Alas, this disparate yet potent mix of elements cannot be bottled. But happily the music can be, to some extent, and has been, in the form of archival recordings now being made available in quantity.


The Boston Symphony begins its two-month series of concerts at Tanglewood on Friday, with Christoph von Dohnányi conducting Beethoven’s Fifth and Sixth Symphonies and “Leonore” Overture No. 3. You should not assume that the storm movement in the Sixth (“Pastoral”) will be merely figurative. Then, on July 14, the orchestra celebrates its 75th anniversary in Lenox with a gala concert featuring a number of Tanglewood regulars, including the conductors John Williams and Keith Lockhart, the cellist Yo-Yo Ma, the pianists Emanuel Ax and Peter Serkin and the house balladeer James Taylor.


To broaden the celebration the Boston Symphony is also releasing daily downloads from its archives over 75 days, reliving its past in all its variety.

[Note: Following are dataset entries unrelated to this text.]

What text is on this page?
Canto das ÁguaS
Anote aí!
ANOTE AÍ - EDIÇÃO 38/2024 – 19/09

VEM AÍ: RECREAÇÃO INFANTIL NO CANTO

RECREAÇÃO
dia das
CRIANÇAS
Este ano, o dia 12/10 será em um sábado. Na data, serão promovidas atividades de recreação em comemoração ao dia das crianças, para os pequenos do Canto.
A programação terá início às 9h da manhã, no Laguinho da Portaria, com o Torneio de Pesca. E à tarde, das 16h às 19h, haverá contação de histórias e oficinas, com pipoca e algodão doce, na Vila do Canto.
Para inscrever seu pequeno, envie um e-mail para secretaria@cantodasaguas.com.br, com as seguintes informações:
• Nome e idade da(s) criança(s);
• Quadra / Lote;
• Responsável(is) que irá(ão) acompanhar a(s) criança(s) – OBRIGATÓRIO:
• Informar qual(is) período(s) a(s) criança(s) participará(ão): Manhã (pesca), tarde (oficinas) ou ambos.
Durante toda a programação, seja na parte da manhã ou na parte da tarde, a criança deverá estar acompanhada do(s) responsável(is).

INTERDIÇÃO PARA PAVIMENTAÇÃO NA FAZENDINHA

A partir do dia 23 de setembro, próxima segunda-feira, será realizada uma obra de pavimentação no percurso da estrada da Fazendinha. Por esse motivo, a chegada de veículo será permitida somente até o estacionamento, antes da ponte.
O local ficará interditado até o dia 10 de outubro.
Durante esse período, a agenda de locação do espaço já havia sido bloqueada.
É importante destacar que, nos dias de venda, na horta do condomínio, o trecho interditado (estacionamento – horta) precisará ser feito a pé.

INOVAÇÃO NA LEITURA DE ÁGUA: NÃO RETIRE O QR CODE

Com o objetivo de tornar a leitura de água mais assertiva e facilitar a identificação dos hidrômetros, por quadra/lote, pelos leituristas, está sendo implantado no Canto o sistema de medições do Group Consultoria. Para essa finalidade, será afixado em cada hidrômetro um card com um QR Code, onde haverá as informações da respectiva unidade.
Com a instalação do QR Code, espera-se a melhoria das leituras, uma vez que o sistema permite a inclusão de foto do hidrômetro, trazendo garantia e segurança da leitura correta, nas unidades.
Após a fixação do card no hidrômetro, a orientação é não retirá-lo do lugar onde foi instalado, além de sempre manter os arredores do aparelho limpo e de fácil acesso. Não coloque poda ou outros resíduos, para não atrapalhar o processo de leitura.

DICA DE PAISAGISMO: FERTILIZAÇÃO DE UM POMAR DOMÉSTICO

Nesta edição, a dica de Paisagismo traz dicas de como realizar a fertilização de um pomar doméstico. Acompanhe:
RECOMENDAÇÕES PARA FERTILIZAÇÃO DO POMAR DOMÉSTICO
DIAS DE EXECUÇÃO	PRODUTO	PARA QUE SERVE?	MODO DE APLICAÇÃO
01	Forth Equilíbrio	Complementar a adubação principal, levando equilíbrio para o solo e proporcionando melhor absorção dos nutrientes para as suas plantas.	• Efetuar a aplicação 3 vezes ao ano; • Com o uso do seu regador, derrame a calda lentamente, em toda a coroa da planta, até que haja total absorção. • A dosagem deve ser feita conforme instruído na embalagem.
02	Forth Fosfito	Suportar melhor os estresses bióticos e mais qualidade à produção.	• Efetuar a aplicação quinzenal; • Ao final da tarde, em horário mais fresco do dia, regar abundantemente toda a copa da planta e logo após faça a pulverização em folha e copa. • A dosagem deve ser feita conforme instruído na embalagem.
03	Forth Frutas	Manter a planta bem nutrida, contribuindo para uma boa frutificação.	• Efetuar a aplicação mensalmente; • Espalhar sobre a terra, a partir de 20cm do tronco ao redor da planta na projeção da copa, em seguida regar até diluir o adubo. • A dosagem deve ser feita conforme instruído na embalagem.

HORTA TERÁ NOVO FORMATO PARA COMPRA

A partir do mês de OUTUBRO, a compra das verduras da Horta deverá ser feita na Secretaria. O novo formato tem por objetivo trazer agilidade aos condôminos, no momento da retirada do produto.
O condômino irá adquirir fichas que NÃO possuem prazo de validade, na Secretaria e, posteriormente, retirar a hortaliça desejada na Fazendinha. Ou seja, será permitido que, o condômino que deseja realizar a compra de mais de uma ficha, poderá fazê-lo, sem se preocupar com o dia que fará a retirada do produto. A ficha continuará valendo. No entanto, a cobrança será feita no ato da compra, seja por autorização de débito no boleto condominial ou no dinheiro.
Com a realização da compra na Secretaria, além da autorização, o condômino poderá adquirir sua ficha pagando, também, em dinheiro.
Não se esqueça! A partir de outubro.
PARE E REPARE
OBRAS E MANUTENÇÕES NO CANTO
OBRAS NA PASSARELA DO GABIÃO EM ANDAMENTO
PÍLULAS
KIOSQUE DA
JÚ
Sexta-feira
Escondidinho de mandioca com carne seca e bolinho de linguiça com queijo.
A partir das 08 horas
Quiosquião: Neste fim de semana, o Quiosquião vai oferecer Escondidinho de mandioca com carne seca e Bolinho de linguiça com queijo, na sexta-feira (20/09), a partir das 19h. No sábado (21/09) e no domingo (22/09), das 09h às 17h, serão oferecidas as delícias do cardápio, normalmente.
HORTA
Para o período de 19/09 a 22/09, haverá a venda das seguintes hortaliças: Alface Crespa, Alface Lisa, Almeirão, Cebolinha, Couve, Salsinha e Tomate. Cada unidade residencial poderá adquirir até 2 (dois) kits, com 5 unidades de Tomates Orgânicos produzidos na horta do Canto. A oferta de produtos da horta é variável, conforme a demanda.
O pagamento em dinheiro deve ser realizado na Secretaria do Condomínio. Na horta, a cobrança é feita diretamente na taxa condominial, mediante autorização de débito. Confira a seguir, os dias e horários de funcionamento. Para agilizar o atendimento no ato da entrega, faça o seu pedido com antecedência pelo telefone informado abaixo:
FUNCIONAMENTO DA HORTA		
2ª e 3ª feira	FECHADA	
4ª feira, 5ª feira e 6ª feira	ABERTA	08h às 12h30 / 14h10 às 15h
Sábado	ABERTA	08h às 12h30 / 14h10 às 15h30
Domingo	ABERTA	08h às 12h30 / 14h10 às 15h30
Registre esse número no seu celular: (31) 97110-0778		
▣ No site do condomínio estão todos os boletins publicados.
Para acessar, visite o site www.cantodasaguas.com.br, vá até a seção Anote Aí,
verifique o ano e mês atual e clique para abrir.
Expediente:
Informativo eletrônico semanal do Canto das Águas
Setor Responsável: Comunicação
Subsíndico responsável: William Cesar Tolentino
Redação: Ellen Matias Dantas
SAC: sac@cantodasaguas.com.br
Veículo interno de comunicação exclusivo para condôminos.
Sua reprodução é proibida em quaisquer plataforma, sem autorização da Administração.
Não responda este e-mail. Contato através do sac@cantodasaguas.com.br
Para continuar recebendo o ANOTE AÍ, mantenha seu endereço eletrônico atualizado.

The downloads, digitized and remastered, are streamed free for a 24-hour period, starting at 8 each morning, and available thereafter for purchase on the festival’s Web site, tanglewood.org.


They began on June 20 with a concert performance of Verdi’s opera “Otello” by the Boston Symphony from 1969, starring Richard Cassilly, Sherrill Milnes and Maralin Niska, and conducted by Leinsdorf. They continue on Sunday with a 2009 performance by Mr. Taylor, the Boston Pops and the Tanglewood Festival Chorus, conducted by Mr. Williams. And they end on Sept. 2, with Mr. Ozawa’s first Tanglewood appearance and last performance there as music director: Bizet’s Symphony in C with the Boston Symphony, from 1964, and Randall Thompson’s “Alleluia” with the Tanglewood Music Center fellows, from 2002. (The Thompson work was commissioned by Koussevitzky in 1940 for the opening exercises of what was then called the Berkshire Music Center.)


The Boston Symphony’s season, meanwhile, ends on Aug. 26 with — as always of late — Beethoven’s Ninth Symphony, conducted this year by the veteran Rafael Frühbeck de Burgos. Like mud, the Ninth was intimately tied to the festival’s creation, a point driven home by a couple of the downloads.


The earliest item in the collection is not a musical performance at all but an intermission lecture by Olin Downes, then a critic for The New York Times, for radio broadcast. Its main subject is Beethoven’s Ninth, for a performance conducted by Koussevitzky on Aug. 5, 1937, and it is delivered in an academic style not much in favor these days, but it imparts genuine insights about the work and its place in music history.


“Now he was seeking a new path,” Mr. Downes says of the Beethoven of the Ninth as distinct from the composer of the eight earlier symphonies. “Now he was talking of infinity. Now he himself was gazing into chaos, seeking his own path, creating a new form, of which he himself could not see the full extent and limitations.”


(Many of the downloads include radio commentary: as here, often fascinating in itself. It is often delivered in the distinctive dulcet tones of William Pierce, the radio voice of the Boston Symphony from 1954 to 1991. With a slight lilt in his delivery, he managed to sound authoritative without seeming authoritarian, though again, his manner now sounds a bit stilted and dated.)


The 1937 Beethoven Ninth does not appear here, since only two to three minutes survive on acetate discs, but the one from the next season, on Aug. 8, 1938, also conducted by Koussevitzky, does. It does not make for easy listening. You hear rotation and surface noise from the acetate discs on which it was recorded, and the shift from one disc to the next often produces a radical change in the quality and character of the sound. And you have to think that a badly tuned landing in the lower strings at the end of the introduction to the finale stems from issues of recording, not performance. (Koussevitzky was, after all, a double-bassist.) Late in the finale of my CD transfer, there is a fade-out and a skip of many measures, said to be repaired for download.